Kai Lung Raises His Voice
- Cover of the first edition
- Author: Ernest Bramah
- Cover artist: Jin Liying (1772–1807)
- Language: English
- Series: Kai Lung
- Genre: Fantasy
- Publisher: Durrant Publishing
- Publication date: 2010
- Publication place: United Kingdom
- Media type: Print (paperback), ebook (Kindle/Mobipocket, ePub)
- Pages: x, 225
- ISBN: 978-1-905946-10-5
- Preceded by: Kai Lung: Six

= Kai Lung Raises His Voice =

2010 collection of fantasy stories by Ernest Bramah

Kai Lung Raises His voice is a collection of fantasy stories by English writer Ernest Bramah featuring Kai Lung, an itinerant story-teller of ancient China. It was first published in 2010 in paperback and ebook in the United Kingdom by Durrant Publishing, and is available world-wide.
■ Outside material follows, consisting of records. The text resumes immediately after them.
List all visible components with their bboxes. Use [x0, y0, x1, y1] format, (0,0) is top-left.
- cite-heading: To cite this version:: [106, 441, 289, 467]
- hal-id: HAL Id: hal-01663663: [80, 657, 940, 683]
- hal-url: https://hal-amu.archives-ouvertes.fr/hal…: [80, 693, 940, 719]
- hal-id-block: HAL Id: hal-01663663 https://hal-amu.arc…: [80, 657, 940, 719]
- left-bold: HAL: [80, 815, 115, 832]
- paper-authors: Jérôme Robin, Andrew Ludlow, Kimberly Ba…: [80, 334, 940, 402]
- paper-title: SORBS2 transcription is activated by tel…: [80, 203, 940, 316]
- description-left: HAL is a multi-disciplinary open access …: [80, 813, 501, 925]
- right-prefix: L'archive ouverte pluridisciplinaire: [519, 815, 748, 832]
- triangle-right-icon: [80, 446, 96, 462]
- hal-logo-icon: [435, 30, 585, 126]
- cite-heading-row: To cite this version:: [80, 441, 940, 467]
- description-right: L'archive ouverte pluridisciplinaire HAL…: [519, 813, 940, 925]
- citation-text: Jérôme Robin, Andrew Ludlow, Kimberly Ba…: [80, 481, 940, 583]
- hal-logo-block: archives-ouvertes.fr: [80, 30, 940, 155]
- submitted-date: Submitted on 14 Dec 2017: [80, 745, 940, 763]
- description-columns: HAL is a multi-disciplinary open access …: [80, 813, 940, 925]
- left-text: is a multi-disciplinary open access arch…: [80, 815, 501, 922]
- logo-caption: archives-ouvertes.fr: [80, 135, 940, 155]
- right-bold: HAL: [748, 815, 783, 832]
The collection gathers into book form the final six Kai Lung stories published by the author during his lifetime, which originally appeared in the magazine Punch and first appeared in book form in Kai Lung: Six, together with the one Kai Lung story from The Specimen Case and four previously unpublished stories, originally written before 1905, transcribed from the Bramah archives at the Harry Ransom Center by William Charlton.

==Contents==
- "Preface" (by William Charlton)
- "The Subtlety of Kang Chieng" (previously unpublished)
- "Ming Tseuen and the Emergency"
- "Lam-Hoo and the Reward of Merit"
- "Chung Pun and the Miraculous Peacocks"
- "Yeun Yang and the Empty Lo-Chee Crate"
- "Sing Tsung and the Exponent of Dark Magic"
- "Kwey Chao and the Grateful Song Bird"
- "Li Pao, Lucky Star and the Intruding Stranger"
- "The Cupidity of Ah Pak or Riches No Protection Against Thunderbolts" (previously unpublished)
- "The Romance of Kwang the Fruit Gatherer" (previously unpublished)
- "The Destiny of Cheng, the Son of Sha-kien of the Waste Expanses" (previously unpublished)

The ebook contains one additional story, an alternative version of "The Romance of Kwang the Fruit Gatherer":
- "The Emperor Who Meant Well" (previously unpublished)

== Reviews ==
- Reviewed in The Tablet, 2 September 2010, by Anthony Lejeune.